Incidents involving police happened at the riverbed at least once during a police shift, he said, and police were frequently visiting the riverbed to check on dwellers.
Many dwellers could be aggressive when drunk but generally had some respect for police officers, he said.
“We have no power to move them on,” Senior Sergeant Henderson said.
He said police could make people move on in a public place if they were being a nuisance and were negatively affecting someone else’s activities.
For example, if somebody visited Mount Isa Village in the CBD and asked shoppers for money or cigarettes then they could be moved on because they were impacting on another person’s way of life.
A riverbed dweller recently mistook a Fairfax reporter as a plain clothes police officer and asked to be arrested so she could have a place to sleep.
Senior Sergeant Henderson confirmed this attitude was common.
“A lot of them do play up because they want somewhere to go for a chance for a shower,” he said.

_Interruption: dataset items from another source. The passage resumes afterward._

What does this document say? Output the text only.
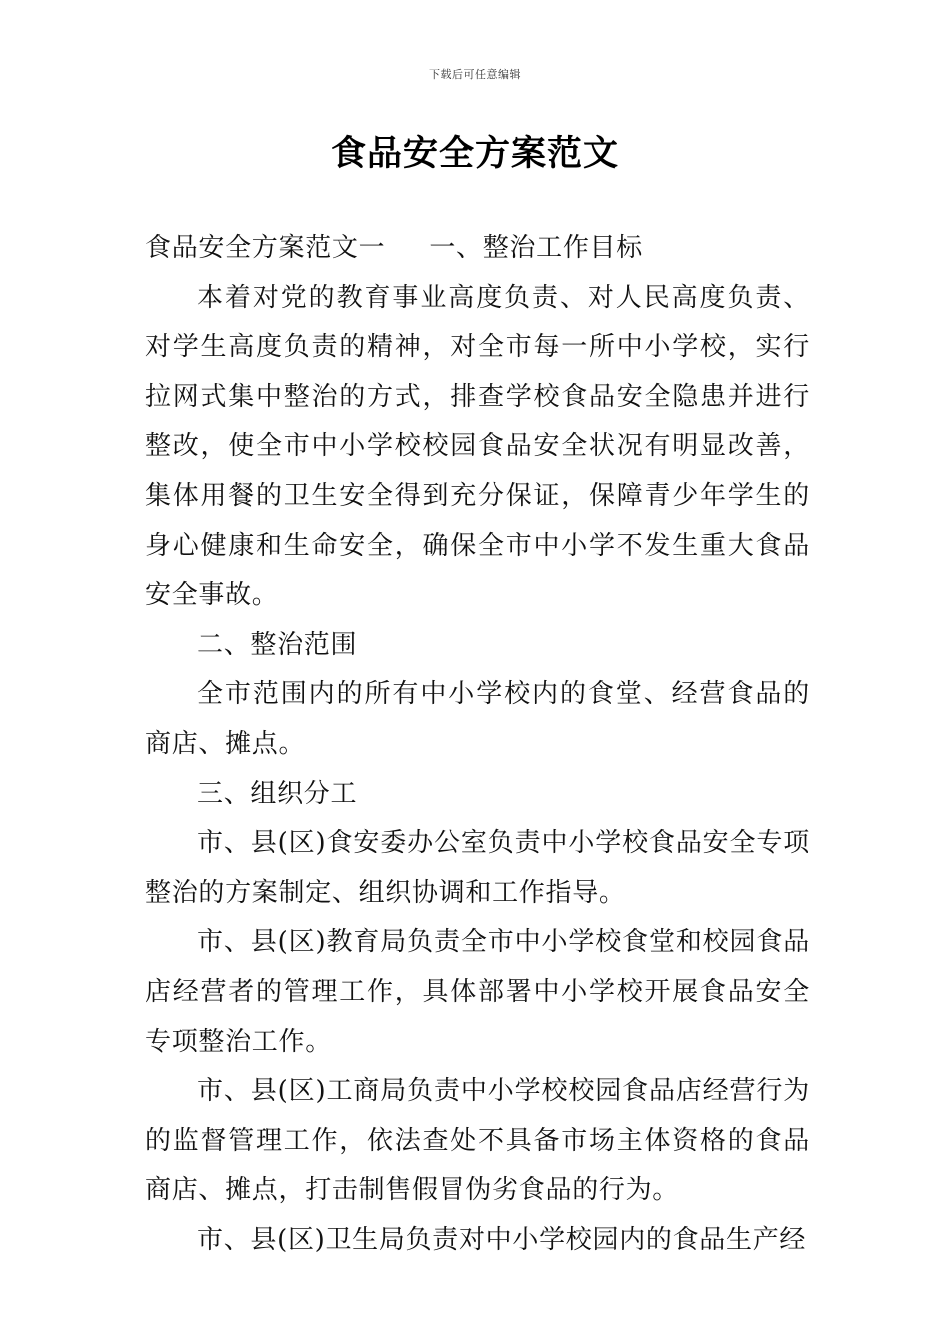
下载后可任意编辑
食品安全方案范文

食品安全方案范文一 一、整治工作目标

本着对党的教育事业高度负责、对人民高度负责、对学生高度负责的精神，对全市每一所中小学校，实行拉网式集中整治的方式，排查学校食品安全隐患并进行整改，使全市中小学校校园食品安全状况有明显改善，集体用餐的卫生安全得到充分保证，保障青少年学生的身心健康和生命安全，确保全市中小学不发生重大食品安全事故。

二、整治范围

全市范围内的所有中小学校内的食堂、经营食品的商店、摊点。

三、组织分工

市、县(区)食安委办公室负责中小学校食品安全专项整治的方案制定、组织协调和工作指导。

市、县(区)教育局负责全市中小学校食堂和校园食品店经营者的管理工作，具体部署中小学校开展食品安全专项整治工作。

市、县(区)工商局负责中小学校校园食品店经营行为的监督管理工作，依法查处不具备市场主体资格的食品商店、摊点，打击制售假冒伪劣食品的行为。

市、县(区)卫生局负责对中小学校园内的食品生产经
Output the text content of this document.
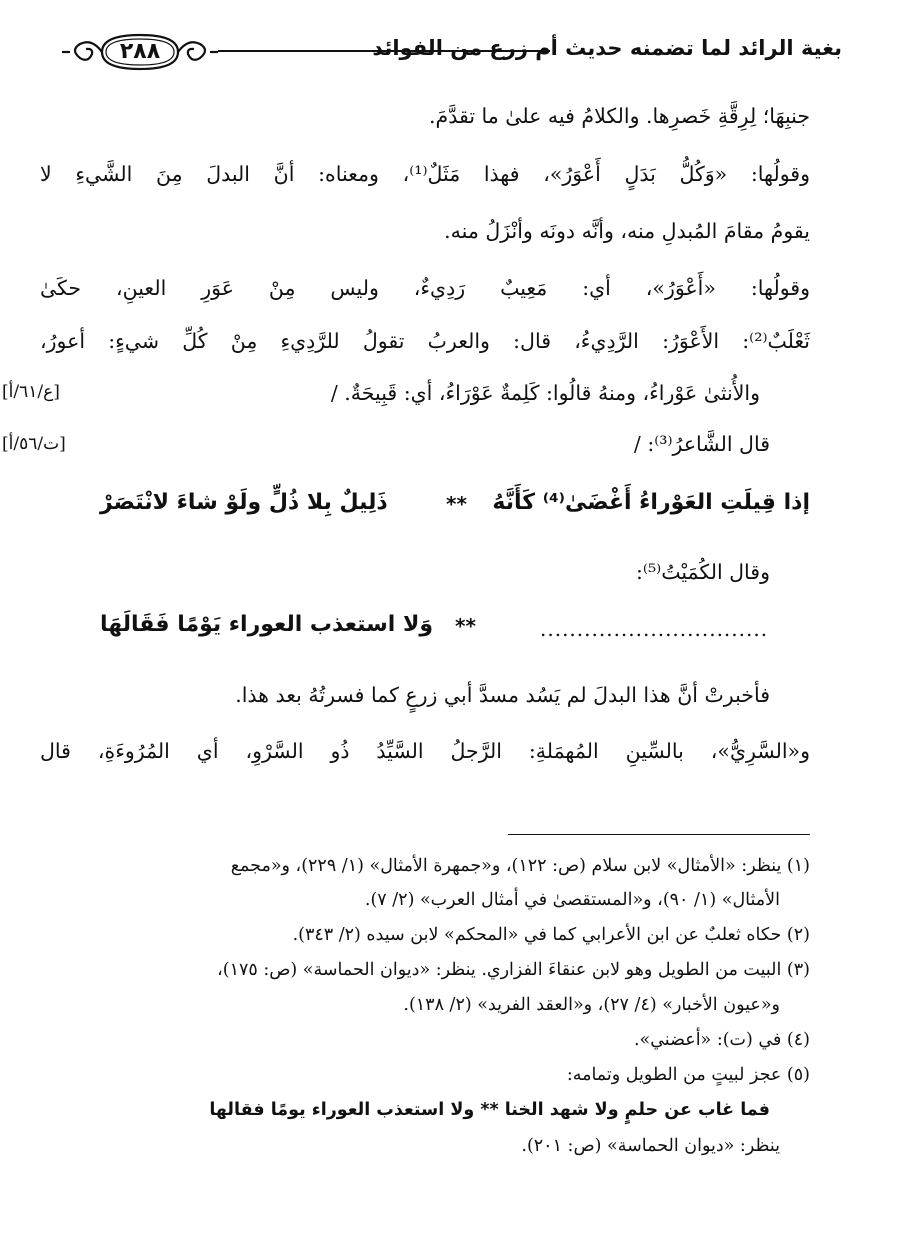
بغية الرائد لما تضمنه حديث أم زرع من الفوائد
٢٨٨
جنبِهَا؛ لِرِقَّةِ خَصرِها. والكلامُ فيه علىٰ ما تقدَّمَ.
وقولُها: «وَكُلُّ بَدَلٍ أَعْوَرُ»، فهذا مَثَلٌ⁽¹⁾، ومعناه: أنَّ البدلَ مِنَ الشَّيءِ لا
يقومُ مقامَ المُبدلِ منه، وأنَّه دونَه وأنْزَلُ منه.
وقولُها: «أَعْوَرُ»، أي: مَعِيبٌ رَدِيءٌ، وليس مِنْ عَوَرِ العينِ، حكَىٰ
ثَعْلَبٌ⁽²⁾: الأَعْوَرُ: الرَّدِيءُ، قال: والعربُ تقولُ للرَّدِيءِ مِنْ كُلِّ شيءٍ: أعورُ،
والأُنثىٰ عَوْراءُ، ومنهُ قالُوا: كَلِمةٌ عَوْرَاءُ، أي: قَبِيحَةٌ. /
قال الشَّاعرُ⁽³⁾: /
وقال الكُمَيْتُ⁽⁵⁾:
فأخبرتْ أنَّ هذا البدلَ لم يَسُد مسدَّ أبي زرعٍ كما فسرتُهُ بعد هذا.
و«السَّرِيُّ»، بالسِّينِ المُهمَلةِ: الرَّجلُ السَّيِّدُ ذُو السَّرْوِ، أي المُرُوءَةِ، قال
[ع/٦١/أ]
[ت/٥٦/أ]
إذا قِيلَتِ العَوْراءُ أَغْضَىٰ⁽⁴⁾ كَأَنَّهُ
**
ذَلِيلٌ بِلا ذُلٍّ ولَوْ شاءَ لانْتَصَرْ
...............................
**
وَلا استعذب العوراء يَوْمًا فَقَالَهَا
(١) ينظر: «الأمثال» لابن سلام (ص: ١٢٢)، و«جمهرة الأمثال» (١/ ٢٢٩)، و«مجمع
الأمثال» (١/ ٩٠)، و«المستقصىٰ في أمثال العرب» (٢/ ٧).
(٢) حكاه ثعلبٌ عن ابن الأعرابي كما في «المحكم» لابن سيده (٢/ ٣٤٣).
(٣) البيت من الطويل وهو لابن عنقاءَ الفزاري. ينظر: «ديوان الحماسة» (ص: ١٧٥)،
و«عيون الأخبار» (٤/ ٢٧)، و«العقد الفريد» (٢/ ١٣٨).
(٤) في (ت): «أعضني».
(٥) عجز لبيتٍ من الطويل وتمامه:
فما غاب عن حلمٍ ولا شهد الخنا ** ولا استعذب العوراء يومًا فقالها
ينظر: «ديوان الحماسة» (ص: ٢٠١).
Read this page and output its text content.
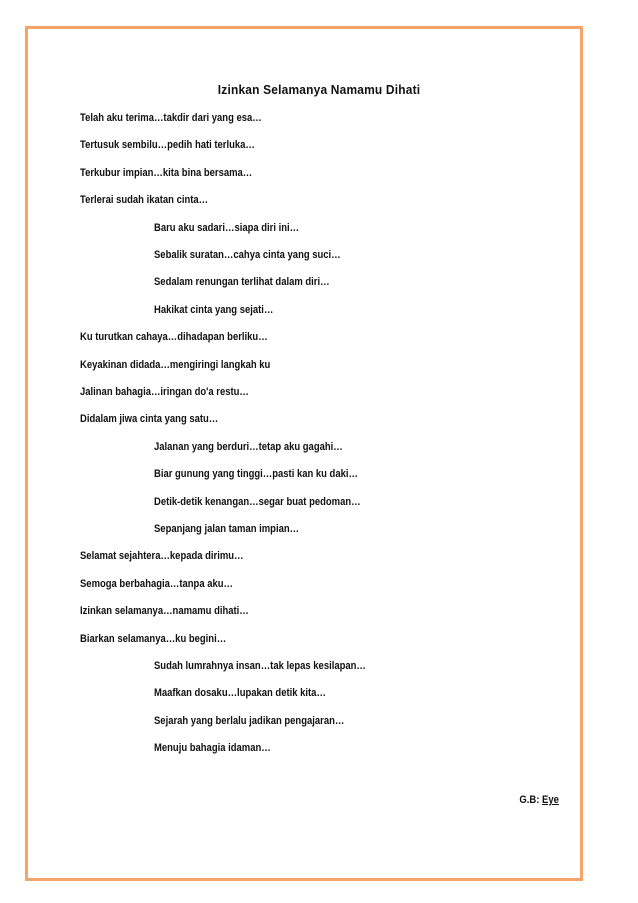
Izinkan Selamanya Namamu Dihati
Telah aku terima…takdir dari yang esa…
Tertusuk sembilu…pedih hati terluka…
Terkubur impian…kita bina bersama…
Terlerai sudah ikatan cinta…
Baru aku sadari…siapa diri ini…
Sebalik suratan…cahya cinta yang suci…
Sedalam renungan terlihat dalam diri…
Hakikat cinta yang sejati…
Ku turutkan cahaya…dihadapan berliku…
Keyakinan didada…mengiringi langkah ku
Jalinan bahagia…iringan do'a restu…
Didalam jiwa cinta yang satu…
Jalanan yang berduri…tetap aku gagahi…
Biar gunung yang tinggi…pasti kan ku daki…
Detik-detik kenangan…segar buat pedoman…
Sepanjang jalan taman impian…
Selamat sejahtera…kepada dirimu…
Semoga berbahagia…tanpa aku…
Izinkan selamanya…namamu dihati…
Biarkan selamanya…ku begini…
Sudah lumrahnya insan…tak lepas kesilapan…
Maafkan dosaku…lupakan detik kita…
Sejarah yang berlalu jadikan pengajaran…
Menuju bahagia idaman…
G.B: Eye
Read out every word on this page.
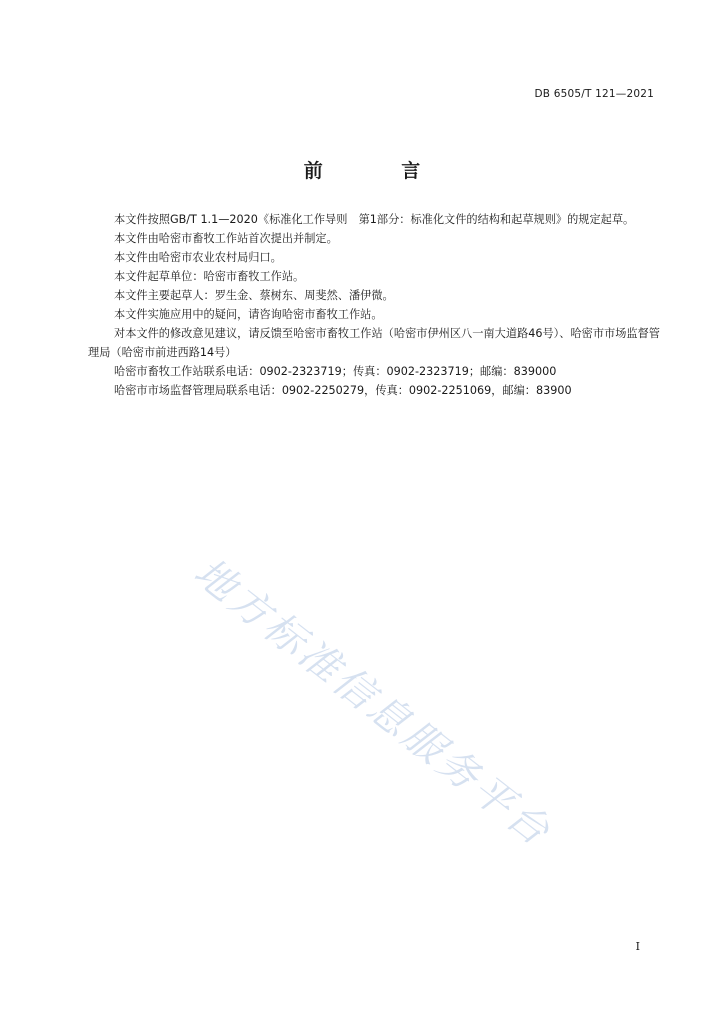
DB 6505/T 121—2021
前 言

本文件按照GB/T 1.1—2020《标准化工作导则　第1部分：标准化文件的结构和起草规则》的规定起草。

本文件由哈密市畜牧工作站首次提出并制定。

本文件由哈密市农业农村局归口。

本文件起草单位：哈密市畜牧工作站。

本文件主要起草人：罗生金、蔡树东、周斐然、潘伊微。

本文件实施应用中的疑问，请咨询哈密市畜牧工作站。

对本文件的修改意见建议，请反馈至哈密市畜牧工作站（哈密市伊州区八一南大道路46号）、哈密市市场监督管理局（哈密市前进西路14号）

哈密市畜牧工作站联系电话：0902-2323719；传真：0902-2323719；邮编：839000

哈密市市场监督管理局联系电话：0902-2250279，传真：0902-2251069，邮编：83900

地方标准信息服务平台
I
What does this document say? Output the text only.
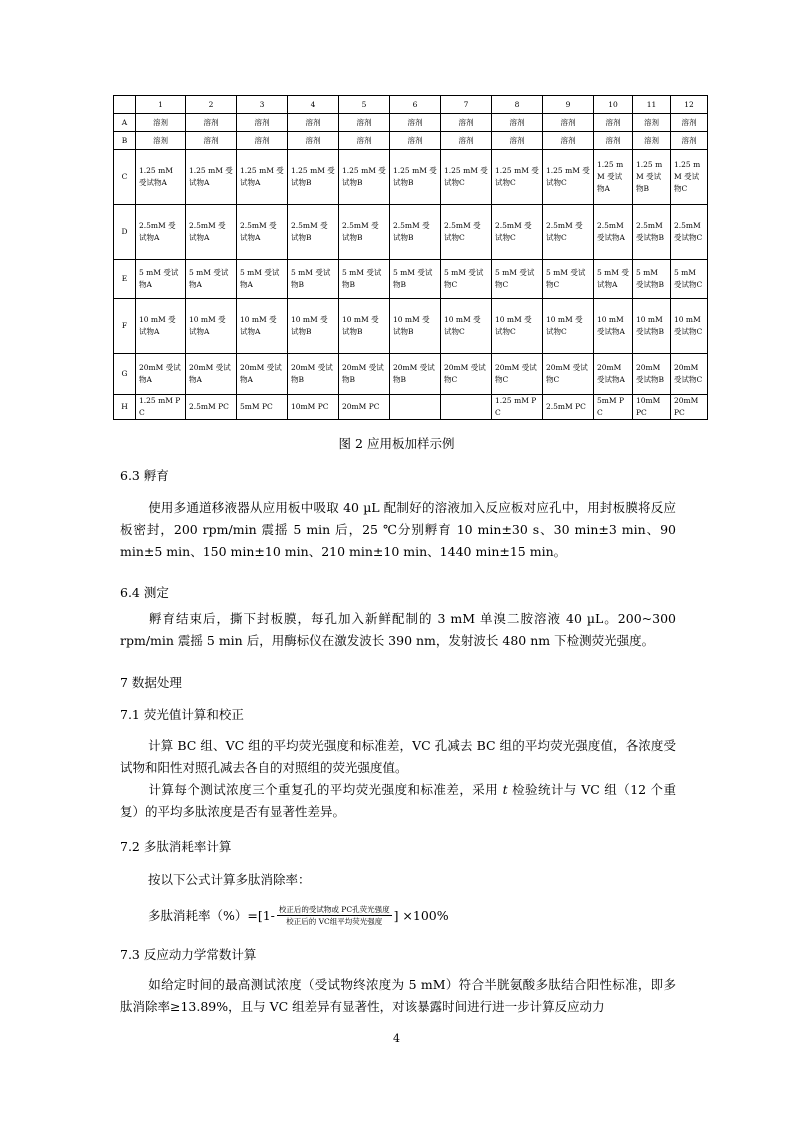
	1	2	3	4	5	6	7	8	9	10	11	12
A	溶剂	溶剂	溶剂	溶剂	溶剂	溶剂	溶剂	溶剂	溶剂	溶剂	溶剂	溶剂
B	溶剂	溶剂	溶剂	溶剂	溶剂	溶剂	溶剂	溶剂	溶剂	溶剂	溶剂	溶剂
C	1.25 mM 受试物A	1.25 mM 受试物A	1.25 mM 受试物A	1.25 mM 受试物B	1.25 mM 受试物B	1.25 mM 受试物B	1.25 mM 受试物C	1.25 mM 受试物C	1.25 mM 受试物C	1.25 mM 受试物A	1.25 mM 受试物B	1.25 mM 受试物C
D	2.5mM 受试物A	2.5mM 受试物A	2.5mM 受试物A	2.5mM 受试物B	2.5mM 受试物B	2.5mM 受试物B	2.5mM 受试物C	2.5mM 受试物C	2.5mM 受试物C	2.5mM 受试物A	2.5mM 受试物B	2.5mM 受试物C
E	5 mM 受试物A	5 mM 受试物A	5 mM 受试物A	5 mM 受试物B	5 mM 受试物B	5 mM 受试物B	5 mM 受试物C	5 mM 受试物C	5 mM 受试物C	5 mM 受试物A	5 mM 受试物B	5 mM 受试物C
F	10 mM 受试物A	10 mM 受试物A	10 mM 受试物A	10 mM 受试物B	10 mM 受试物B	10 mM 受试物B	10 mM 受试物C	10 mM 受试物C	10 mM 受试物C	10 mM 受试物A	10 mM 受试物B	10 mM 受试物C
G	20mM 受试物A	20mM 受试物A	20mM 受试物A	20mM 受试物B	20mM 受试物B	20mM 受试物B	20mM 受试物C	20mM 受试物C	20mM 受试物C	20mM 受试物A	20mM 受试物B	20mM 受试物C
H	1.25 mM PC	2.5mM PC	5mM PC	10mM PC	20mM PC			1.25 mM PC	2.5mM PC	5mM PC	10mM PC	20mM PC
图 2 应用板加样示例
6.3 孵育
使用多通道移液器从应用板中吸取 40 µL 配制好的溶液加入反应板对应孔中，用封板膜将反应板密封，200 rpm/min 震摇 5 min 后，25 ℃分别孵育 10 min±30 s、30 min±3 min、90 min±5 min、150 min±10 min、210 min±10 min、1440 min±15 min。
6.4 测定
孵育结束后，撕下封板膜，每孔加入新鲜配制的 3 mM 单溴二胺溶液 40 µL。200~300 rpm/min 震摇 5 min 后，用酶标仪在激发波长 390 nm，发射波长 480 nm 下检测荧光强度。
7 数据处理
7.1 荧光值计算和校正
计算 BC 组、VC 组的平均荧光强度和标准差，VC 孔减去 BC 组的平均荧光强度值，各浓度受试物和阳性对照孔减去各自的对照组的荧光强度值。
计算每个测试浓度三个重复孔的平均荧光强度和标准差，采用 t 检验统计与 VC 组（12 个重复）的平均多肽浓度是否有显著性差异。
7.2 多肽消耗率计算
按以下公式计算多肽消除率：
多肽消耗率$(\%)=[1- \frac{\text{校正后的受试物或 PC孔荧光强度}}{\text{校正后的 VC组平均荧光强度}}$ ] ×100%
7.3 反应动力学常数计算
如给定时间的最高测试浓度（受试物终浓度为 5 mM）符合半胱氨酸多肽结合阳性标准，即多肽消除率≥13.89%，且与 VC 组差异有显著性，对该暴露时间进行进一步计算反应动力
4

Mount Isa State Member Rob Katter met with Department of Communities staff about the issue this week.
“These people in the riverbed are often escaping violent or oppressive situations in their own home,” he said.
He said dwellers were often people escaping tougher alcohol bans in other communities.
They had “no real reason” to remain in Mount Isa but the social problem would not disappear by moving people on.
“If we’re really serious we have got to fix the social problems that cause someone to live in the riverbed,” Mr Katter said.